I'd say our biggest advice centres around the content and the passion that we see from these indie developers. It's not rushing just to throw their games out there, it's channeling that passion into the game and directing it in the right way to make it something that's going to be successful.
The other piece to consider is licences and IPs. Sometimes as a small developer, you're working on your own game as great as it can be. You're not thinking along the lines of, "How do I make this a million times bigger?" by attaching it to something much bigger in pop culture or entertainment. For a small team, that's working on a great game, we say, "What if this had X licence attached to it?", so you'll see more licensed IP from Rogue going forward.

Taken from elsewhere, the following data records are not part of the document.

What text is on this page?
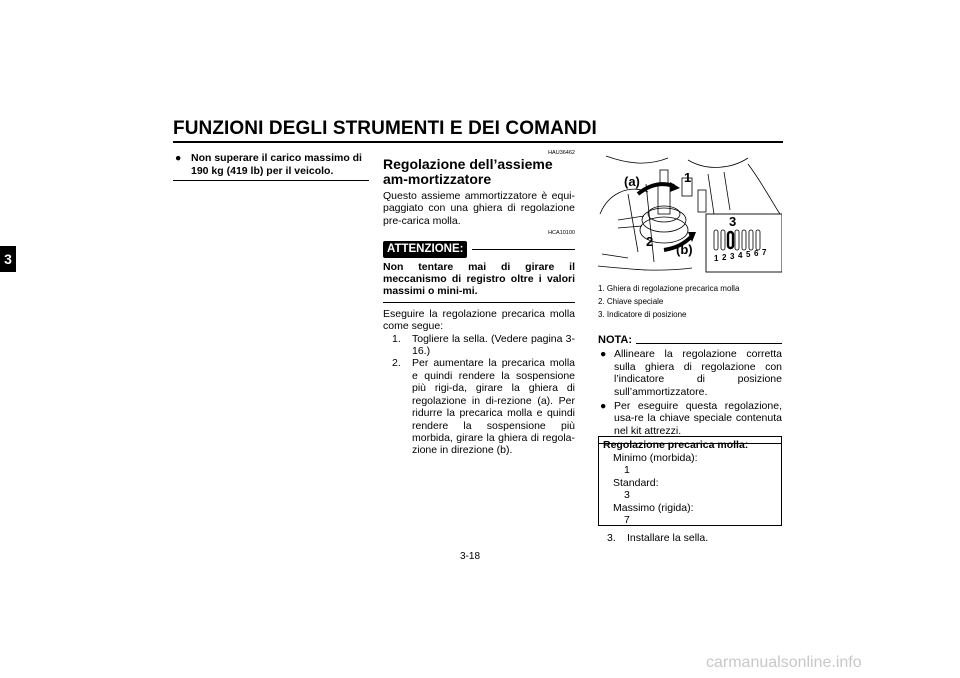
FUNZIONI DEGLI STRUMENTI E DEI COMANDI
3
● Non superare il carico massimo di 190 kg (419 lb) per il veicolo.
HAU36462
Regolazione dell’assieme am-mortizzatore
Questo assieme ammortizzatore è equi-paggiato con una ghiera di regolazione pre-carica molla.
HCA10100
ATTENZIONE:
Non tentare mai di girare il meccanismo di registro oltre i valori massimi o mini-mi.
Eseguire la regolazione precarica molla come segue:
1.	Togliere la sella. (Vedere pagina 3-16.)
2.	Per aumentare la precarica molla e quindi rendere la sospensione più rigi-da, girare la ghiera di regolazione in di-rezione (a). Per ridurre la precarica molla e quindi rendere la sospensione più morbida, girare la ghiera di regola-zione in direzione (b).
(a)	1
2
(b)
3
1 2 3 4 5 6 7
1. Ghiera di regolazione precarica molla
2. Chiave speciale
3. Indicatore di posizione
NOTA:
● Allineare la regolazione corretta sulla ghiera di regolazione con l’indicatore di posizione sull’ammortizzatore.
● Per eseguire questa regolazione, usa-re la chiave speciale contenuta nel kit attrezzi.
Regolazione precarica molla:
Minimo (morbida):
1
Standard:
3
Massimo (rigida):
7
3.	Installare la sella.
3-18
carmanualsonline.info
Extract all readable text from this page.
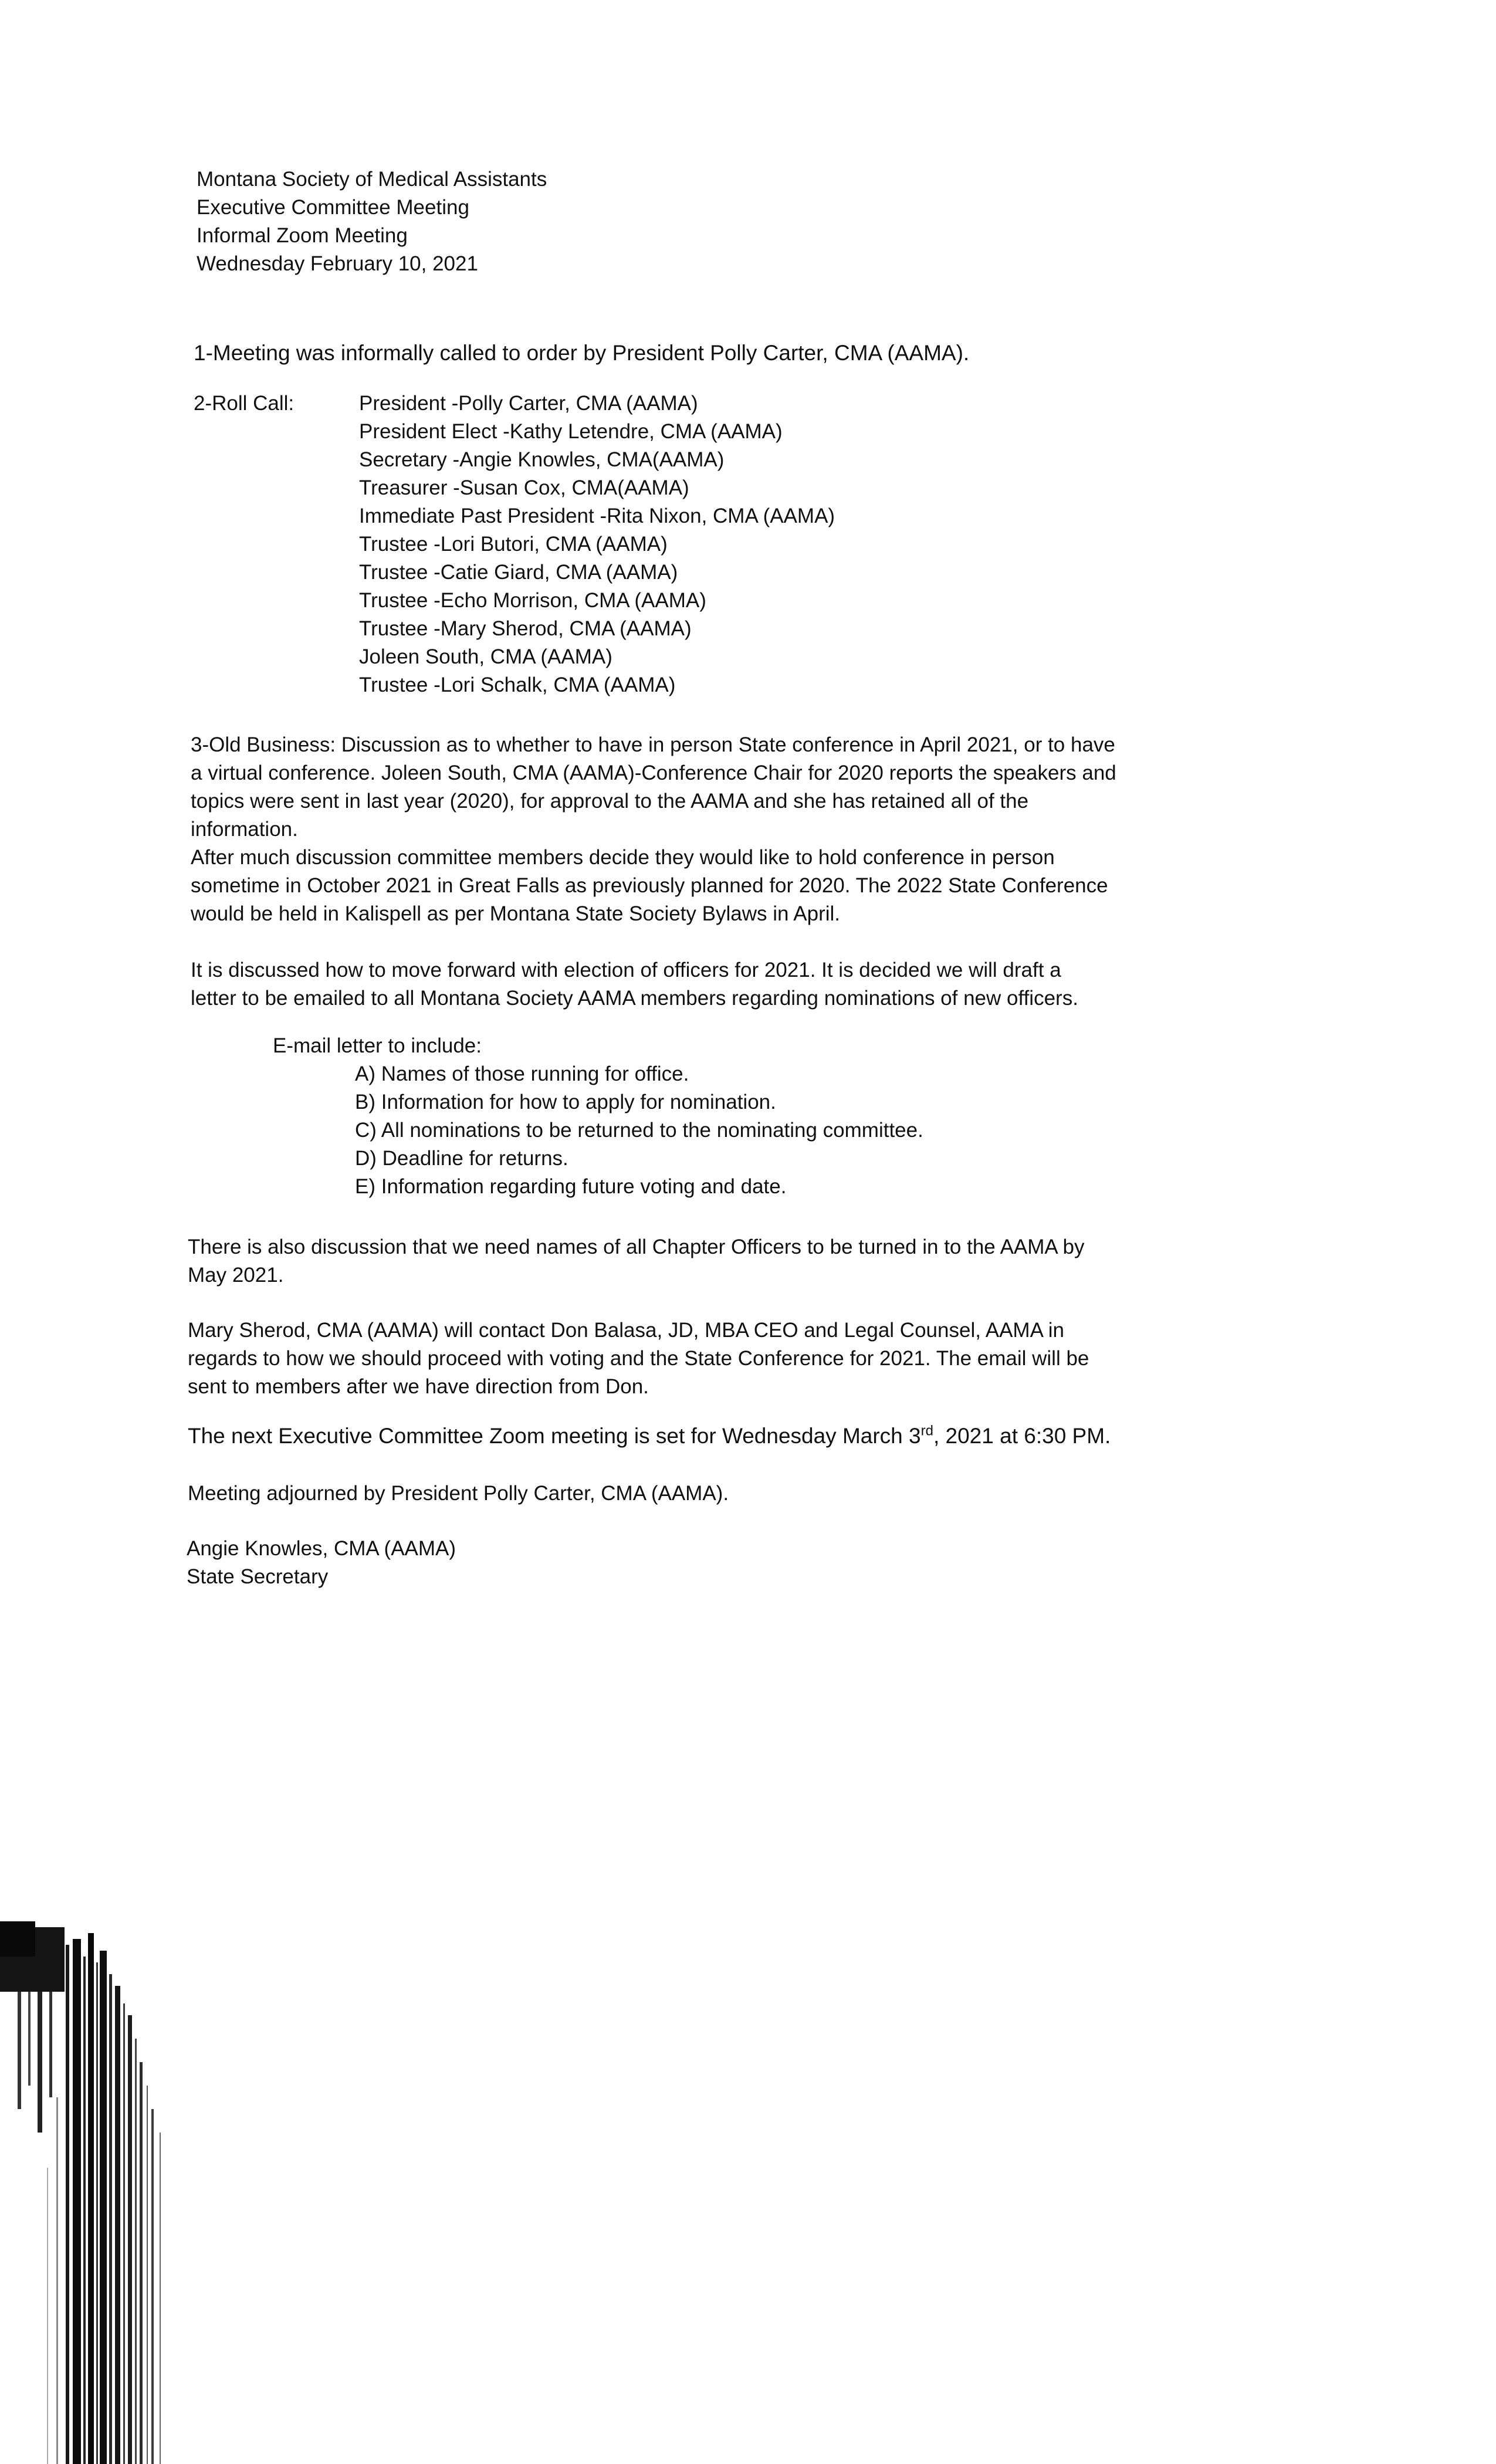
Montana Society of Medical Assistants
Executive Committee Meeting
Informal Zoom Meeting
Wednesday February 10, 2021
1-Meeting was informally called to order by President Polly Carter, CMA (AAMA).
2-Roll Call:	President -Polly Carter, CMA (AAMA)
President Elect -Kathy Letendre, CMA (AAMA)
Secretary -Angie Knowles, CMA(AAMA)
Treasurer -Susan Cox, CMA(AAMA)
Immediate Past President -Rita Nixon, CMA (AAMA)
Trustee -Lori Butori, CMA (AAMA)
Trustee -Catie Giard, CMA (AAMA)
Trustee -Echo Morrison, CMA (AAMA)
Trustee -Mary Sherod, CMA (AAMA)
Joleen South, CMA (AAMA)
Trustee -Lori Schalk, CMA (AAMA)
3-Old Business: Discussion as to whether to have in person State conference in April 2021, or to have
a virtual conference. Joleen South, CMA (AAMA)-Conference Chair for 2020 reports the speakers and
topics were sent in last year (2020), for approval to the AAMA and she has retained all of the
information.
After much discussion committee members decide they would like to hold conference in person
sometime in October 2021 in Great Falls as previously planned for 2020. The 2022 State Conference
would be held in Kalispell as per Montana State Society Bylaws in April.
It is discussed how to move forward with election of officers for 2021. It is decided we will draft a
letter to be emailed to all Montana Society AAMA members regarding nominations of new officers.
E-mail letter to include:
A) Names of those running for office.
B) Information for how to apply for nomination.
C) All nominations to be returned to the nominating committee.
D) Deadline for returns.
E) Information regarding future voting and date.
There is also discussion that we need names of all Chapter Officers to be turned in to the AAMA by
May 2021.
Mary Sherod, CMA (AAMA) will contact Don Balasa, JD, MBA CEO and Legal Counsel, AAMA in
regards to how we should proceed with voting and the State Conference for 2021. The email will be
sent to members after we have direction from Don.
The next Executive Committee Zoom meeting is set for Wednesday March 3rd, 2021 at 6:30 PM.
Meeting adjourned by President Polly Carter, CMA (AAMA).
Angie Knowles, CMA (AAMA)
State Secretary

Brand involvement, such as advertising inside a game, has also grown massively and it's more acceptable to gamers. Epic have put virtual concerts inside of Fortnite that are truly revolutionary. There is a reason games are now massively larger than a box office, even pre-pandemic. That's a cultural thing as well too in that millennials, Gen Y, Gen Z, demand things that are more interactive and more experiential. Going back to Call of Duty, 15 years ago those games always had an amazing storyline in the single player campaign. There were military generals that wrote the scripts for those. They were massively produced and though it might only be a five hour campaign, but almost every player of Call of Duty would always take the time to play that single player experience. Today, in Call of Duty Mobile there is no single player campaign. You just jump in to the world, adjust the settings, and you're straight in playing and engaging with your friends. Gaming has not slowed down at all.